The worst-case scenario is presented in a red A-B-C corrective pattern, where the size of wave C is the same as wave A. This runs the risk of a move down to 1450-1500 should we finally break below 1670.

1920 is a key level to break to consider the bottom is in place and new highs are ahead. A fall back below 1750 would be worrisome, but a drop below 1675 opens the trapdoor for a far bigger dump.

Silver has matched Gold’s performance off the recent lows, but that is lacklustre for Silver. It typically has a beta greater than 1 relative to Gold, i.e., it outperforms on rallies. That said, I like the look of Silver better than Gold.

It is still oversold relative to Gold, which is neutral. Like Gold, its key support trendline in green above held at 22.28 on the latest sell-off. But most importantly, Silver just completed a perfect A-B-C peak-to-trough correction where wave C = A, suggesting the bottom is in. But before we break out the bottles of champagne, ABC corrections often end when wave C = 1.618*A. That would put the bottom squarely at 18. So, if you do see a break of 22.28, that is the risk.

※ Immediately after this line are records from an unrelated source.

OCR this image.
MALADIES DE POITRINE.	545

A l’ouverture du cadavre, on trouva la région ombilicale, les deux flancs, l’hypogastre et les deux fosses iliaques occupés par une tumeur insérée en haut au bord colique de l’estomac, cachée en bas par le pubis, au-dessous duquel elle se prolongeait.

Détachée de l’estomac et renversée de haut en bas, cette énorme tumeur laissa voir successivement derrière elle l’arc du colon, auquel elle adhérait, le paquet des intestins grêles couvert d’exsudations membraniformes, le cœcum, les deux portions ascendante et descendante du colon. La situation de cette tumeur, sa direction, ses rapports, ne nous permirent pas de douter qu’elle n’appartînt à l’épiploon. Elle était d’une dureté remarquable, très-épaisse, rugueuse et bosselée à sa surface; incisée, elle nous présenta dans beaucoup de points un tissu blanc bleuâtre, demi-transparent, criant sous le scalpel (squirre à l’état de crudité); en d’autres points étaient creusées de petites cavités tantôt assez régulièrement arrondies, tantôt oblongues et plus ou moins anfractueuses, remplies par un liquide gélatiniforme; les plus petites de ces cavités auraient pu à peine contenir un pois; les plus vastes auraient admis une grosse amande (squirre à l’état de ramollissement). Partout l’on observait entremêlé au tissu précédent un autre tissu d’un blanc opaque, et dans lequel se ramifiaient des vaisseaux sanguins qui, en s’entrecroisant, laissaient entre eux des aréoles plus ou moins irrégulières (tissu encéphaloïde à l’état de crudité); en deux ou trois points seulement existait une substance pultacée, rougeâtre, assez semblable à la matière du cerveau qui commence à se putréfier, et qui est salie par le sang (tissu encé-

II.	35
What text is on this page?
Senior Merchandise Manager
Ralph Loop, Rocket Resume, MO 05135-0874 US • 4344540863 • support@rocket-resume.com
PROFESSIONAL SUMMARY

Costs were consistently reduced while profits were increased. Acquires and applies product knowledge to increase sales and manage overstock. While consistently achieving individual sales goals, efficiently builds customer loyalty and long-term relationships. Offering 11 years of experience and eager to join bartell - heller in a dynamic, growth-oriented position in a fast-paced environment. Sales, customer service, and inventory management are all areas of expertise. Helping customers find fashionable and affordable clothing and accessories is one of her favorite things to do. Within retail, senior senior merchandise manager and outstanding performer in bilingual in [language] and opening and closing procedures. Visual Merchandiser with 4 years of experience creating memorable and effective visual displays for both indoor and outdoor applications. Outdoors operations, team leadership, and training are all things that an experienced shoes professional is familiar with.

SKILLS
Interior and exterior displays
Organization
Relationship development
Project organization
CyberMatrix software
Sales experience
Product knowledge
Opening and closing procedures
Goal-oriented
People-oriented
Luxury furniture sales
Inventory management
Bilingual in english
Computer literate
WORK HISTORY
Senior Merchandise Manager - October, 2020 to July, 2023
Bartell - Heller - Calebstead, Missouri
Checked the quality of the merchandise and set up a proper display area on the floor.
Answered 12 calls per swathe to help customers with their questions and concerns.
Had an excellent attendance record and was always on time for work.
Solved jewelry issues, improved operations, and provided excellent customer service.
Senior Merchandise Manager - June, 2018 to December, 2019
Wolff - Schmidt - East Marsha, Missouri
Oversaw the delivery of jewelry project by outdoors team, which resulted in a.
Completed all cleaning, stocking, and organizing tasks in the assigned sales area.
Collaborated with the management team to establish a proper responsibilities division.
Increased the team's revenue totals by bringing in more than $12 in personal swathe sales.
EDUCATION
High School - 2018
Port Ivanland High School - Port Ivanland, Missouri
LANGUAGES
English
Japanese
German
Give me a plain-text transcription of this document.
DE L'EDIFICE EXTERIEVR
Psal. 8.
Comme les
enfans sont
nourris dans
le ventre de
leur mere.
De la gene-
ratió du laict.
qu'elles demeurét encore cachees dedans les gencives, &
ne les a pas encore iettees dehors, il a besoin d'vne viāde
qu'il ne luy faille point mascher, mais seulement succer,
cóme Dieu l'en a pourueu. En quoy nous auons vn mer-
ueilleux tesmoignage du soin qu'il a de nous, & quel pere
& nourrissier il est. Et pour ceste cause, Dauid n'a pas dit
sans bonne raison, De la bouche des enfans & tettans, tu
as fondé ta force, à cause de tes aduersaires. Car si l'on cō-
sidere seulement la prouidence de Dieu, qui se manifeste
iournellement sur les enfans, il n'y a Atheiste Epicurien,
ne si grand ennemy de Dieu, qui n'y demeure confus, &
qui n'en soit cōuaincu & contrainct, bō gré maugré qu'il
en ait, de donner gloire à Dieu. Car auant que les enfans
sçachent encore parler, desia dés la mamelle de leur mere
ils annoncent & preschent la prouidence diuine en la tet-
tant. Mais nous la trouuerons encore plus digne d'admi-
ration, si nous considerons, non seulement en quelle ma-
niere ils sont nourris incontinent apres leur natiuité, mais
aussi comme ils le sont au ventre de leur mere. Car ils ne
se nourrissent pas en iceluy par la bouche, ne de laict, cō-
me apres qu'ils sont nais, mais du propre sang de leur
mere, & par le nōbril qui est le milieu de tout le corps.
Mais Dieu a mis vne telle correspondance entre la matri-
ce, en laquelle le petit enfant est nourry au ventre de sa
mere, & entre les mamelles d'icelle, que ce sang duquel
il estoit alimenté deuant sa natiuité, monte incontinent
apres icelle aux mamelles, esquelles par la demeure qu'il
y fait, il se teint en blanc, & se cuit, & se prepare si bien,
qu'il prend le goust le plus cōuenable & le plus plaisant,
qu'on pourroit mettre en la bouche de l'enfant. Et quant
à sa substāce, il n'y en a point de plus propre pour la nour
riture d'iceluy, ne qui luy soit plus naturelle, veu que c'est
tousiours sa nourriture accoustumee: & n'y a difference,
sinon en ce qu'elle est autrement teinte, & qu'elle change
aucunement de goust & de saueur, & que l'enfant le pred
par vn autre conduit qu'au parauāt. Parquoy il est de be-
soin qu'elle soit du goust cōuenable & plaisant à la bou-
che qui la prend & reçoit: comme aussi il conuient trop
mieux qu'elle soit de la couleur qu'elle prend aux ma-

With all of that said, I truly believe that the coming rally will end at new record highs, matching or even exceeding that from March to August 2020, courtesy of the Fed riding to the rescue once again. Even if they don’t and allow the collapse of everything, precious metals will outperform most assets, perhaps all, just as they did post 1929. This is why Gold and Silver are the new TINA: “There is no alternative” because they outperform at extremes in inflation and deflation. Both lie ahead and in that order, imho.